L’ho quasi raggiunta, perfezionando, nel tragitto, la mia battuta d’apertura, in modo che attiri la sua attenzione, ma senza che le mie intenzioni (che poi, quali sono le mie intenzioni?) siano troppo ovvie, ma quando sto quasi per fare l’ultimo passo che mi separa dal bancone, sbuca un tizio dalla folla e le passa un braccio attorno alle spalle. Lei sposta lo sguardo dal bicchiere al ragazzo che le si è appena avvicinato e, dopo mezzo secondo di spaesamento, gli fa un gran sorriso e inizia a parlare a ruota libera.

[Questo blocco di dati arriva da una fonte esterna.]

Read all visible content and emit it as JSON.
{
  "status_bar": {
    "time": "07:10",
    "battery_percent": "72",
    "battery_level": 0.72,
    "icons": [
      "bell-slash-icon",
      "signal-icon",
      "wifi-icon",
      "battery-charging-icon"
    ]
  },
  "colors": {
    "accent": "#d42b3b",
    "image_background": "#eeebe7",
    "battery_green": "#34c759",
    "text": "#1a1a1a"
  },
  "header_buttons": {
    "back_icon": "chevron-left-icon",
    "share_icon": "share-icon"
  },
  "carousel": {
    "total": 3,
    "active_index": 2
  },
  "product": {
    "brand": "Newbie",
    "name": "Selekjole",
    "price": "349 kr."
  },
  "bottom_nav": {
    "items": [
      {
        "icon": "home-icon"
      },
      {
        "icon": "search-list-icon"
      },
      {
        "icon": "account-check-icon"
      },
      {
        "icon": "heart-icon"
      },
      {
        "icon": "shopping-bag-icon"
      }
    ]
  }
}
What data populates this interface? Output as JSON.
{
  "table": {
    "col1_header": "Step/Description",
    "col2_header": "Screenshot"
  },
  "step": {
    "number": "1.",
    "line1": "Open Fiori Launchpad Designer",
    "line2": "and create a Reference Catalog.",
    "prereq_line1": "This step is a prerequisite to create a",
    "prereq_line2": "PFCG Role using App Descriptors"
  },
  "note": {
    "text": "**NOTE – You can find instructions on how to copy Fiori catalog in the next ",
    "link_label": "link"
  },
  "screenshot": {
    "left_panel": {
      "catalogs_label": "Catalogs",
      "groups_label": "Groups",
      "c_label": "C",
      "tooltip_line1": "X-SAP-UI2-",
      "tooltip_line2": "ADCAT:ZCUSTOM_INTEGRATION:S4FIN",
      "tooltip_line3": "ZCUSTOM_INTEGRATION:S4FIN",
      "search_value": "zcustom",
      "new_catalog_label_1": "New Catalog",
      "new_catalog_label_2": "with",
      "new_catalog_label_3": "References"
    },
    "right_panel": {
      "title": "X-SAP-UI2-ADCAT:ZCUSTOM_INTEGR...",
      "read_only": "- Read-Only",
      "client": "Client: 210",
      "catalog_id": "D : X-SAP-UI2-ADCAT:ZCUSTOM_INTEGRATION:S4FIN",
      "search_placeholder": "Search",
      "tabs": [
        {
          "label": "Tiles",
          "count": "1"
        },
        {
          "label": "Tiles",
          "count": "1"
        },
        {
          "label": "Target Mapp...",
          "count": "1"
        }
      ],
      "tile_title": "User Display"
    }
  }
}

Magari non è il suo ragazzo e ho ancora una possibilità, ma il tizio non si schioda e lei sembra avere un oceano di cose da dire, forse su chiunque o qualsiasi cosa le facesse fissare il bicchiere in quel modo.
Quando capisco che non resterà mai più sola, le do le spalle e mi accorgo di una ragazza che mi sta guardando dalla massa di gente che balla a pochi passi da me. Ha gli occhi chiari che brillano sotto alle luci della discoteca improvvisata e i capelli biondi che le ricadono morbidi sulle spalle. Anche se ha visto che la sto guardando, non sposta lo sguardo e a quel punto decido di avventurarmi nella jungla di corpi che mi si srotola di fronte.
Appena la raggiungo, neanche prova a parlarmi o a presentarsi, continua semplicemente a ballare come se io fossi un corpo come tanti capitato accanto a lei per sbaglio. Si muove con sicurezza, stretta nel vestito scuro che la copre fino a poco sopra il ginocchio e alla fine mi decido ad appoggiarle le mani sui fianchi, facendomi guidare da lei.
È un contatto fisico sterile ma che cerco di riempire con l’eccitazione. L’adrenalina. Il desiderio.
Quando mi bacia è prevedibile. Violento quasi. E all’improvviso, non so perché, anche se mi si è spalmata addosso e ho la bocca impegnata in una lotta, apro gli occhi. La ragazza triste al bancone è di nuovo sola.
Ma io ormai sono avvinghiato alla ragazza provocante in abito da sera che mi guadava con fare predatorio e non posso mollarla per raggiungere la ragazza triste al bancone alla quale vorrei tanto chiedere perché ha gli occhi così tristi.
Per questo richiudo i miei e faccio finta di niente. Mi dico che non era destino. Cancello la sua immagine dalla mente e lascio che si riempia con quella della ragazza che sto baciando.
Perché forse le vecchie abitudini sono troppo dure a morire.
Forse non muoiono mai.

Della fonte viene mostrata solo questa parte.